Wśród osób deklarujących przywiązanie do szeroko rozumianych wartości liberalnych i libertariańskich często pojawia się bezkrytyczne poparcie dla zjawiska secesji i wszelkiego rodzaju ruchów secesjonistycznych. Tymczasem secesja jest jedynie warunkiem koniecznym, ale nie wystarczającym poszerzenia zakresu wolności osobistej. Jeśli secesji dokonują wojujący etatyści, to bezpośrednią jej konsekwencją będzie wzmocnienie etatyzmu na świeżo odłączonym terytorium.
W tym miejscu często pojawia się argument, że secesja immanentnie wymusza reformy liberalizacyjne, bo mniejsze jednostki administracyjne w mniejszym stopniu mogą sobie pozwolić na inflacjonizm, protekcjonizm, fiskalizm, itp.
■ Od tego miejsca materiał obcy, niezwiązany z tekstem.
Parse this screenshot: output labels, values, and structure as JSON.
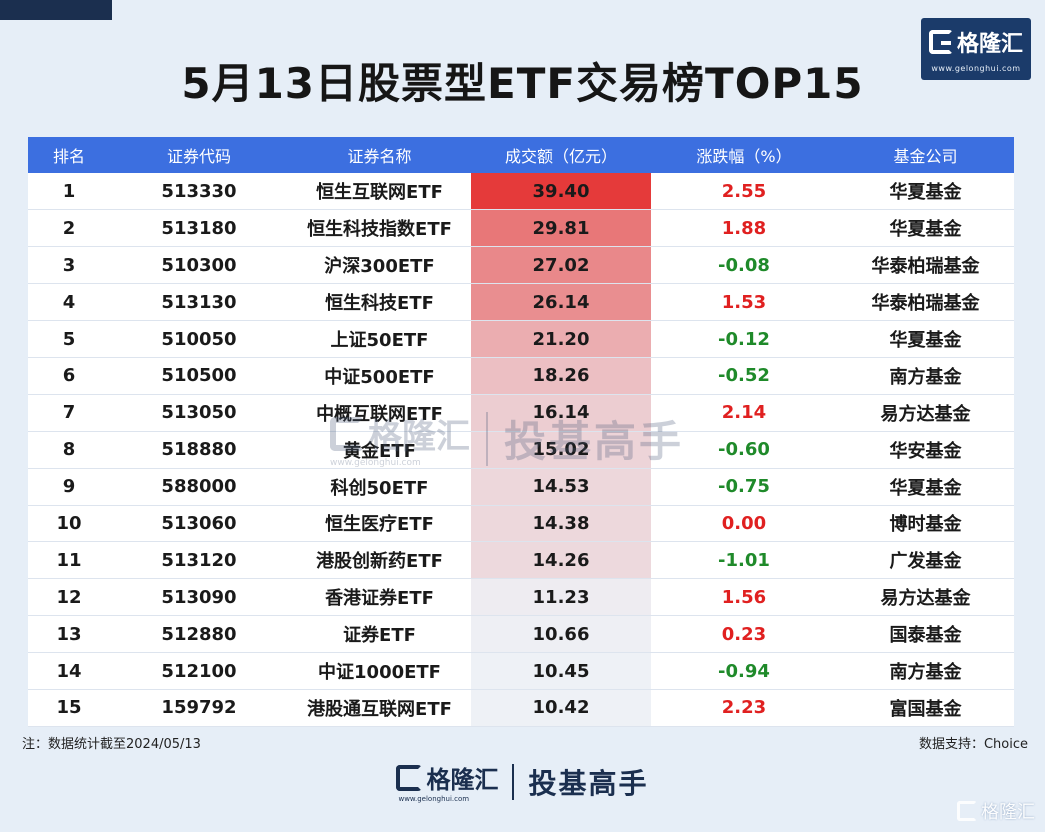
{
  "title": "5月13日股票型ETF交易榜TOP15",
  "brand": {
    "name": "格隆汇",
    "url": "www.gelonghui.com",
    "slogan": "投基高手"
  },
  "colors": {
    "header": "#3c6fe0",
    "up": "#e02020",
    "down": "#1f8a2a",
    "bar_max": "#e53a3a",
    "bar_min": "#eef1f6"
  },
  "columns": [
    "排名",
    "证券代码",
    "证券名称",
    "成交额（亿元）",
    "涨跌幅（%）",
    "基金公司"
  ],
  "chart_data": {
    "type": "table",
    "title": "5月13日股票型ETF交易榜TOP15",
    "rows": [
      {
        "rank": "1",
        "code": "513330",
        "name": "恒生互联网ETF",
        "amount": "39.40",
        "change": "2.55",
        "company": "华夏基金"
      },
      {
        "rank": "2",
        "code": "513180",
        "name": "恒生科技指数ETF",
        "amount": "29.81",
        "change": "1.88",
        "company": "华夏基金"
      },
      {
        "rank": "3",
        "code": "510300",
        "name": "沪深300ETF",
        "amount": "27.02",
        "change": "-0.08",
        "company": "华泰柏瑞基金"
      },
      {
        "rank": "4",
        "code": "513130",
        "name": "恒生科技ETF",
        "amount": "26.14",
        "change": "1.53",
        "company": "华泰柏瑞基金"
      },
      {
        "rank": "5",
        "code": "510050",
        "name": "上证50ETF",
        "amount": "21.20",
        "change": "-0.12",
        "company": "华夏基金"
      },
      {
        "rank": "6",
        "code": "510500",
        "name": "中证500ETF",
        "amount": "18.26",
        "change": "-0.52",
        "company": "南方基金"
      },
      {
        "rank": "7",
        "code": "513050",
        "name": "中概互联网ETF",
        "amount": "16.14",
        "change": "2.14",
        "company": "易方达基金"
      },
      {
        "rank": "8",
        "code": "518880",
        "name": "黄金ETF",
        "amount": "15.02",
        "change": "-0.60",
        "company": "华安基金"
      },
      {
        "rank": "9",
        "code": "588000",
        "name": "科创50ETF",
        "amount": "14.53",
        "change": "-0.75",
        "company": "华夏基金"
      },
      {
        "rank": "10",
        "code": "513060",
        "name": "恒生医疗ETF",
        "amount": "14.38",
        "change": "0.00",
        "company": "博时基金"
      },
      {
        "rank": "11",
        "code": "513120",
        "name": "港股创新药ETF",
        "amount": "14.26",
        "change": "-1.01",
        "company": "广发基金"
      },
      {
        "rank": "12",
        "code": "513090",
        "name": "香港证券ETF",
        "amount": "11.23",
        "change": "1.56",
        "company": "易方达基金"
      },
      {
        "rank": "13",
        "code": "512880",
        "name": "证券ETF",
        "amount": "10.66",
        "change": "0.23",
        "company": "国泰基金"
      },
      {
        "rank": "14",
        "code": "512100",
        "name": "中证1000ETF",
        "amount": "10.45",
        "change": "-0.94",
        "company": "南方基金"
      },
      {
        "rank": "15",
        "code": "159792",
        "name": "港股通互联网ETF",
        "amount": "10.42",
        "change": "2.23",
        "company": "富国基金"
      }
    ]
  },
  "note": "注：数据统计截至2024/05/13",
  "source": "数据支持：Choice"
}
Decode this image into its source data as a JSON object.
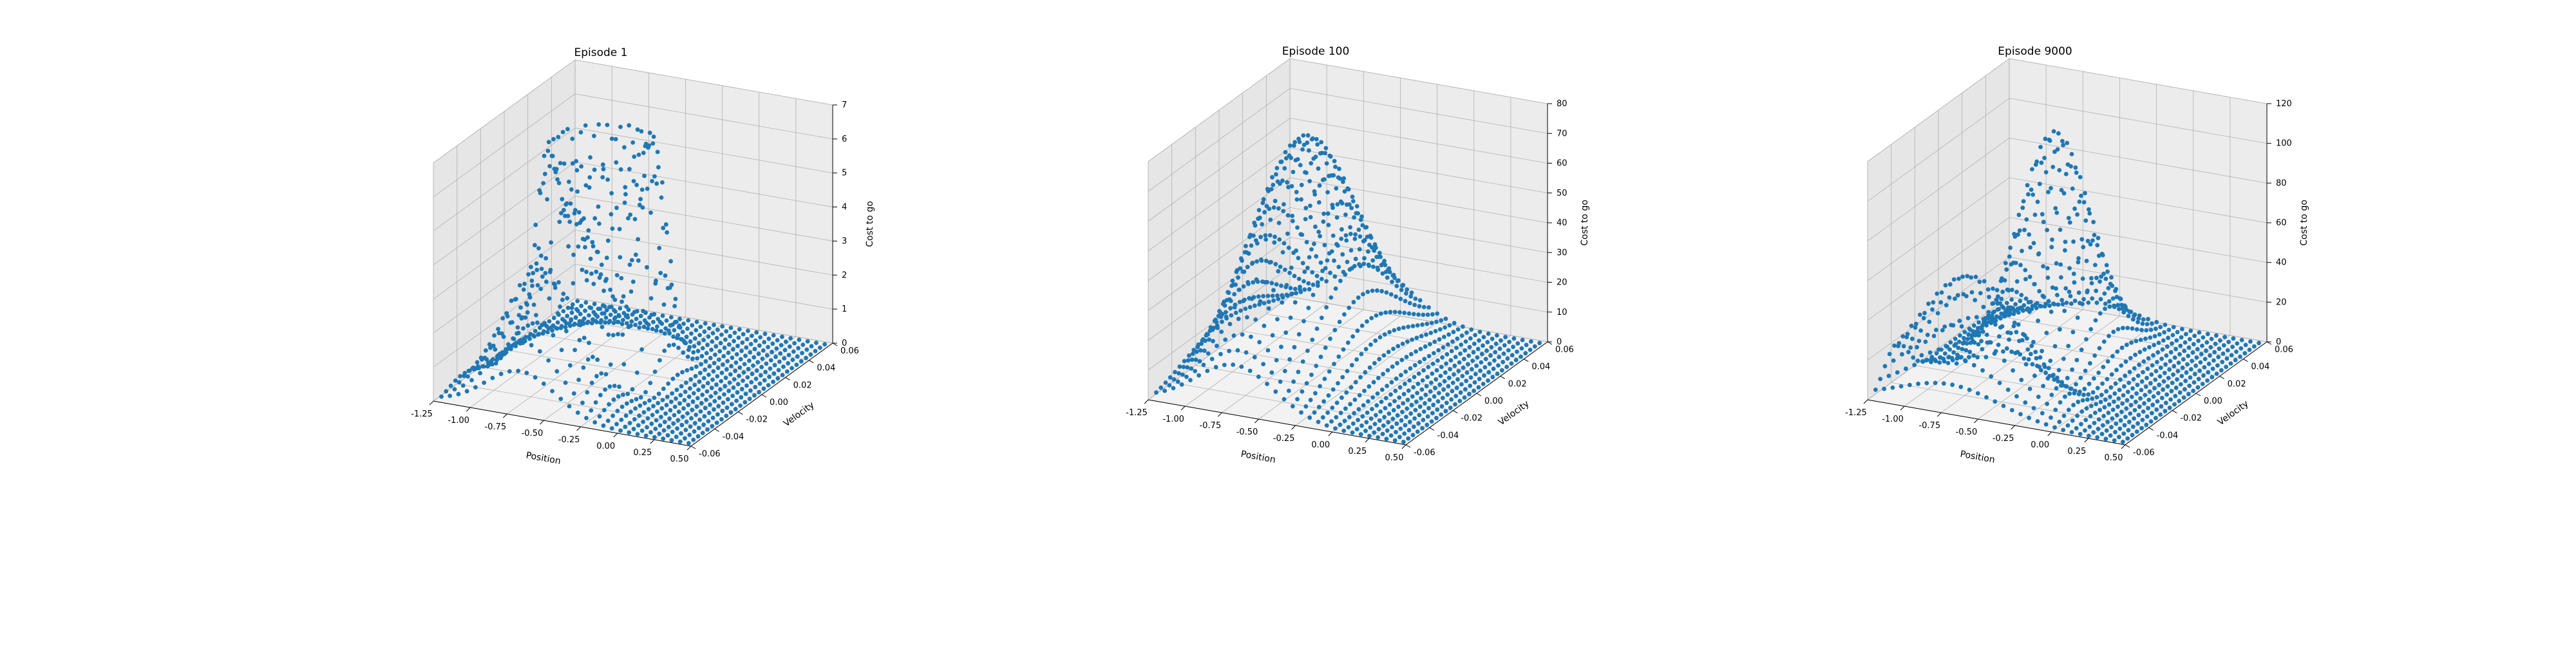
{
  "figure": {
    "background": "#ffffff",
    "marker_color": "#1f77b4"
  },
  "chart_data": [
    {
      "type": "scatter",
      "subtype": "scatter3d",
      "title": "Episode 1",
      "xlabel": "Position",
      "ylabel": "Velocity",
      "zlabel": "Cost to go",
      "xlim": [
        -1.2,
        0.5
      ],
      "ylim": [
        -0.07,
        0.07
      ],
      "zlim": [
        0,
        7
      ],
      "xticks": [
        "-1.25",
        "-1.00",
        "-0.75",
        "-0.50",
        "-0.25",
        "0.00",
        "0.25",
        "0.50"
      ],
      "yticks": [
        "-0.06",
        "-0.04",
        "-0.02",
        "0.00",
        "0.02",
        "0.04",
        "0.06"
      ],
      "zticks": [
        "0",
        "1",
        "2",
        "3",
        "4",
        "5",
        "6",
        "7"
      ],
      "grid": true,
      "surface": "ring",
      "peak": 7,
      "series": [
        {
          "color": "#1f77b4",
          "grid_points": "30x30 tile-coded state grid"
        }
      ]
    },
    {
      "type": "scatter",
      "subtype": "scatter3d",
      "title": "Episode 100",
      "xlabel": "Position",
      "ylabel": "Velocity",
      "zlabel": "Cost to go",
      "xlim": [
        -1.2,
        0.5
      ],
      "ylim": [
        -0.07,
        0.07
      ],
      "zlim": [
        0,
        80
      ],
      "xticks": [
        "-1.25",
        "-1.00",
        "-0.75",
        "-0.50",
        "-0.25",
        "0.00",
        "0.25",
        "0.50"
      ],
      "yticks": [
        "-0.06",
        "-0.04",
        "-0.02",
        "0.00",
        "0.02",
        "0.04",
        "0.06"
      ],
      "zticks": [
        "0",
        "10",
        "20",
        "30",
        "40",
        "50",
        "60",
        "70",
        "80"
      ],
      "grid": true,
      "surface": "hill",
      "peak": 76,
      "series": [
        {
          "color": "#1f77b4",
          "grid_points": "30x30 tile-coded state grid"
        }
      ]
    },
    {
      "type": "scatter",
      "subtype": "scatter3d",
      "title": "Episode 9000",
      "xlabel": "Position",
      "ylabel": "Velocity",
      "zlabel": "Cost to go",
      "xlim": [
        -1.2,
        0.5
      ],
      "ylim": [
        -0.07,
        0.07
      ],
      "zlim": [
        0,
        120
      ],
      "xticks": [
        "-1.25",
        "-1.00",
        "-0.75",
        "-0.50",
        "-0.25",
        "0.00",
        "0.25",
        "0.50"
      ],
      "yticks": [
        "-0.06",
        "-0.04",
        "-0.02",
        "0.00",
        "0.02",
        "0.04",
        "0.06"
      ],
      "zticks": [
        "0",
        "20",
        "40",
        "60",
        "80",
        "100",
        "120"
      ],
      "grid": true,
      "surface": "spiral",
      "peak": 112,
      "series": [
        {
          "color": "#1f77b4",
          "grid_points": "30x30 tile-coded state grid"
        }
      ]
    }
  ]
}
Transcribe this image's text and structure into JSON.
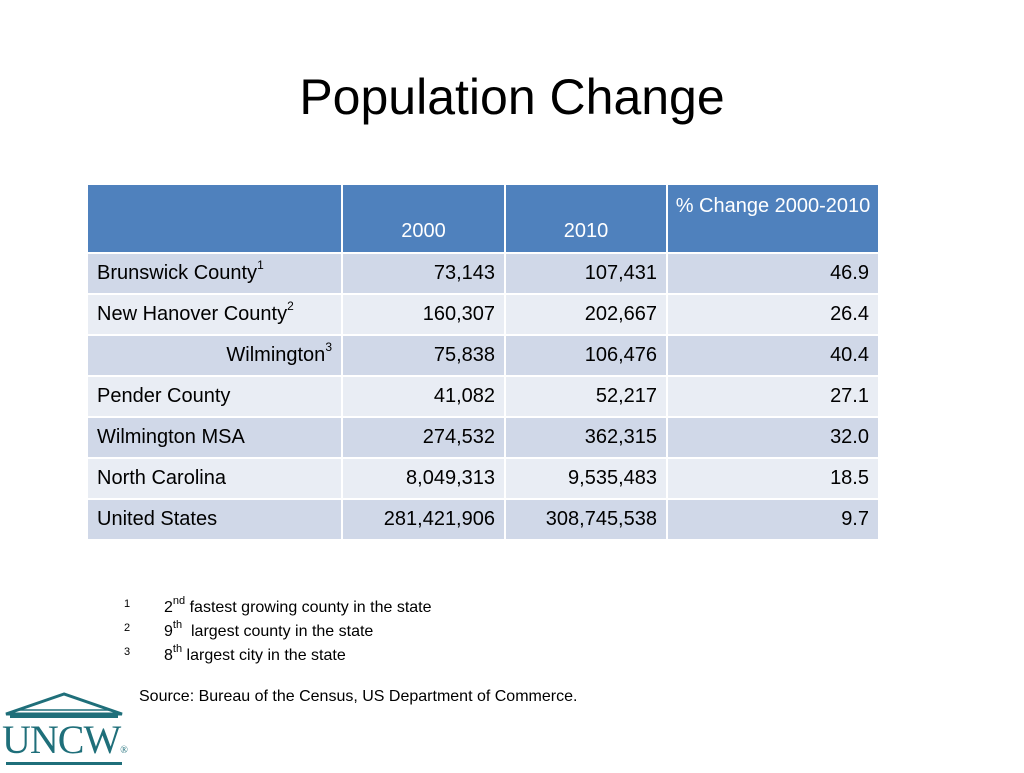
{
  "slide": {
    "title": "Population Change"
  },
  "table": {
    "headers": [
      "",
      "2000",
      "2010",
      "% Change 2000-2010"
    ],
    "rows": [
      {
        "label": "Brunswick County",
        "sup": "1",
        "y2000": "73,143",
        "y2010": "107,431",
        "change": "46.9"
      },
      {
        "label": "New Hanover County",
        "sup": "2",
        "y2000": "160,307",
        "y2010": "202,667",
        "change": "26.4"
      },
      {
        "label": "Wilmington",
        "sup": "3",
        "y2000": "75,838",
        "y2010": "106,476",
        "change": "40.4"
      },
      {
        "label": "Pender County",
        "sup": "",
        "y2000": "41,082",
        "y2010": "52,217",
        "change": "27.1"
      },
      {
        "label": "Wilmington MSA",
        "sup": "",
        "y2000": "274,532",
        "y2010": "362,315",
        "change": "32.0"
      },
      {
        "label": "North Carolina",
        "sup": "",
        "y2000": "8,049,313",
        "y2010": "9,535,483",
        "change": "18.5"
      },
      {
        "label": "United States",
        "sup": "",
        "y2000": "281,421,906",
        "y2010": "308,745,538",
        "change": "9.7"
      }
    ]
  },
  "footnotes": [
    {
      "num": "1",
      "rank": "2",
      "ord": "nd",
      "text": " fastest growing county in the state"
    },
    {
      "num": "2",
      "rank": "9",
      "ord": "th",
      "text": "  largest county in the state"
    },
    {
      "num": "3",
      "rank": "8",
      "ord": "th",
      "text": " largest city in the state"
    }
  ],
  "source": "Source: Bureau of the Census, US Department of Commerce.",
  "logo": {
    "text": "UNCW",
    "mark": "®",
    "color": "#1f6f7a"
  }
}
I jest to co prawda argument prawdziwy, ale nie decydujący, bo odwołujący się do konsekwencji niebezpośrednich, obciążonych znacznym marginesem nieprzewidywalności i dopuszczających różnorakie scenariusze rozwoju wydarzeń. Otóż zamiast z czasem wprowadzić liberalizacyjne reformy, taka świeżo odłączona jednostka administracyjna może równie dobrze szybko zbankrutować, a następnie błagać o bycie wykupioną i na powrót wchłoniętą przez jednostkę, od której dokonała secesji, tym samym ostatecznie wzmacniając ideowo tendencję centralizacyjną, sprzyjającą rozrostowi etatyzmu, i ośmieszając w oczach opinii publicznej ideę secesyjnej decentralizacji.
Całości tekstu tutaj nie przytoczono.